日本の伝統工芸を世界へ。IT企業のサラリーマンがM&Aに見出したビジネスチャンス
2020年08月17日
2020年08月17日
陶器ブランド商品の生産・卸を営む窯元をM&Aされた服部さん(仮称)。IT企業での経験を活かし、和物業界で海外進出を目指すことに商機を見出しました。
服部さんはIT企業のサラリーマンとして約10年就業され、社会人になった当初から計画していた起業について、日々考えを深めていました。
テクノロジーに触れる毎日を過ごす中で、思い至ったのは伝統工芸。
時間が経つほど価値が高まり、日本にしかない独自性の高い伝統工芸であれば海外でもビジネスになるのではないかと考え、服部さんはゼロから新しい会社を立ち上げるのではなくM&Aに切り替えて候補先を探しました。M&Aであれば、社会課題である後継ぎ問題も解決できるという想いもあったといいます。
「M&Aの強みは、時間を買えること。起業していたら築き上げるのに10年かかったようなノウハウなどが1,000~2,000万円で買える。自己資金があればどんどんチャレンジしたらいいと思います。」

バトンズで譲渡案件を探す中で、企業の強みとなるブランドとしっかりとした販路も確立している窯元が見つかったため早速交渉を始めました。前社長は副業として1年前に窯元を買い取ったものの、事業整理のために譲渡を検討していたそうです。
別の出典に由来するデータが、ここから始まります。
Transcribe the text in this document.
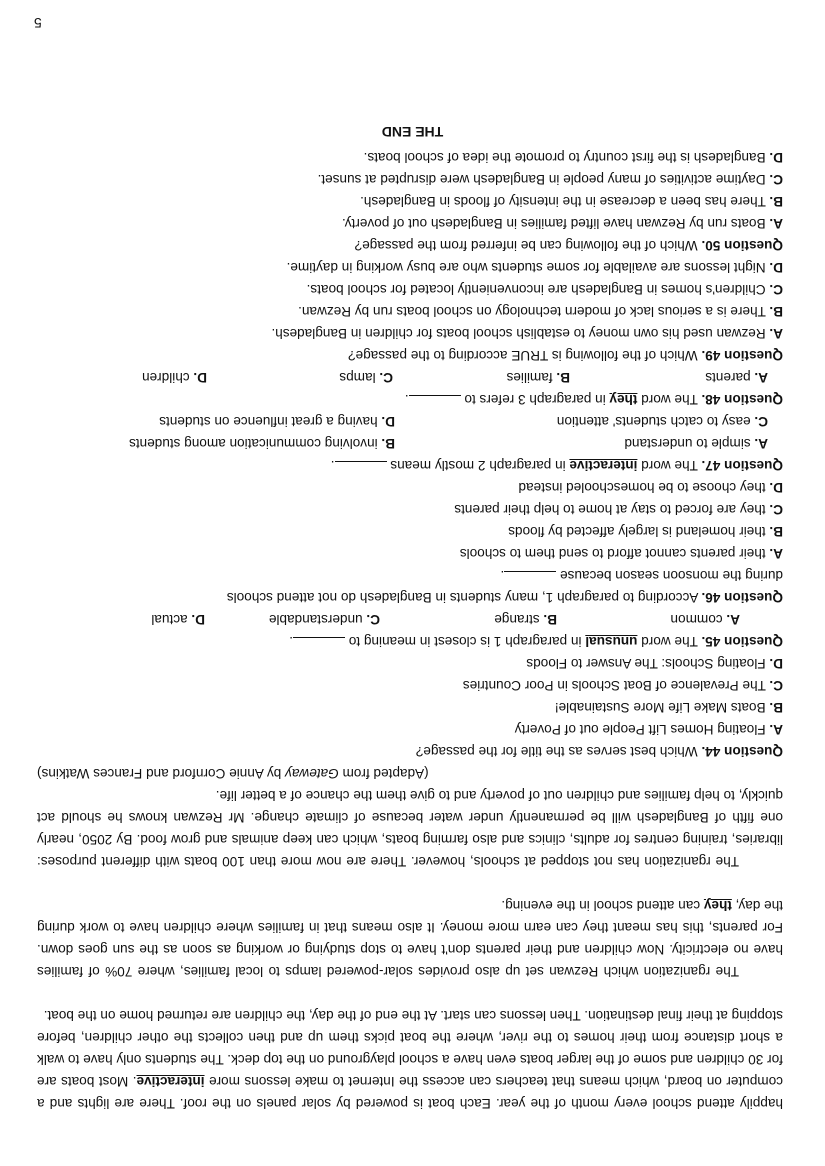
happily attend school every month of the year. Each boat is powered by solar panels on the roof. There are lights and a computer on board, which means that teachers can access the Internet to make lessons more interactive. Most boats are for 30 children and some of the larger boats even have a school playground on the top deck. The students only have to walk a short distance from their homes to the river, where the boat picks them up and then collects the other children, before stopping at their final destination. Then lessons can start. At the end of the day, the children are returned home on the boat.

The rganization which Rezwan set up also provides solar-powered lamps to local families, where 70% of families have no electricity. Now children and their parents don't have to stop studying or working as soon as the sun goes down. For parents, this has meant they can earn more money. It also means that in families where children have to work during the day, they can attend school in the evening.

The rganization has not stopped at schools, however. There are now more than 100 boats with different purposes: libraries, training centres for adults, clinics and also farming boats, which can keep animals and grow food. By 2050, nearly one fifth of Bangladesh will be permanently under water because of climate change. Mr Rezwan knows he should act quickly, to help families and children out of poverty and to give them the chance of a better life.

(Adapted from Gateway by Annie Cornford and Frances Watkins)
Question 44. Which best serves as the title for the passage?
A. Floating Homes Lift People out of Poverty
B. Boats Make Life More Sustainable!
C. The Prevalence of Boat Schools in Poor Countries
D. Floating Schools: The Answer to Floods
Question 45. The word unusual in paragraph 1 is closest in meaning to .
A. common
B. strange
C. understandable
D. actual

Question 46. According to paragraph 1, many students in Bangladesh do not attend schools

during the monsoon season because .
A. their parents cannot afford to send them to schools
B. their homeland is largely affected by floods
C. they are forced to stay at home to help their parents
D. they choose to be homeschooled instead
Question 47. The word interactive in paragraph 2 mostly means .
A. simple to understand
B. involving communication among students
C. easy to catch students' attention
D. having a great influence on students
Question 48. The word they in paragraph 3 refers to .
A. parents
B. families
C. lamps
D. children
Question 49. Which of the following is TRUE according to the passage?
A. Rezwan used his own money to establish school boats for children in Bangladesh.
B. There is a serious lack of modern technology on school boats run by Rezwan.
C. Children's homes in Bangladesh are inconveniently located for school boats.
D. Night lessons are available for some students who are busy working in daytime.
Question 50. Which of the following can be inferred from the passage?
A. Boats run by Rezwan have lifted families in Bangladesh out of poverty.
B. There has been a decrease in the intensity of floods in Bangladesh.
C. Daytime activities of many people in Bangladesh were disrupted at sunset.
D. Bangladesh is the first country to promote the idea of school boats.
THE END
5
「中小企業でいいものを作っていても経営が得意でない方もいます。今後は若くて経営の知見がある人が転々と会社をM&Aしていくケースが、日本でも増えていくのではないかと思っています。」
服部さんはM&Aの支援専門家にまとめて仲介を頼むのではなく、必要なポイントだけスポットで専門家へ依頼してM&Aを進められました。財務チェックはバトンズデューデリジェンス方式を採用している専門家へ、商標については弁護士へ、とご自身で旗振り役を担うことで、チェックしてほしいポイントを正確に伝えらえるメリットがあったといいます。
また書面の確認だけでなく、現地の窯元などの関係のある場所にも直接足を運びご自身の目で確認されました。
今回のM&Aにより、従業員にとっては1年で経営者が変わるという不安な状況になりました。服部さんは自身の生い立ちからこれまでの職歴を伝え、これからどんなことをやっていきたいか、ということをきちんとお話されて、安心いただいたそうです。
「これからの時代は意図をもって経営をしていかないと生き残れない。」
経営の面では、ブランドに直結する部分などのいいところは変えず、原価率や売り方などの改善できるところを抜本的に変えていきました。短期・中期の経営計画を策定し、将来的には海外展開も予定しているそうです。

今後は卸売業から小売業へ事業転換を行い、1年で国内を強化、2年で海外へ展開、5年くらいで海外4~5ヵ国と取引がある状態を目指していかれるそうです。
器や包丁など、和物の業界へは今のところ大手が参入してきていないので、これまで培ったマーケティングの知見を活かし、ECサイトでの販売を中心に力を入れていかれるとのことでした。
日本の伝統工芸を武器に世界で戦う、新しい挑戦が始まります。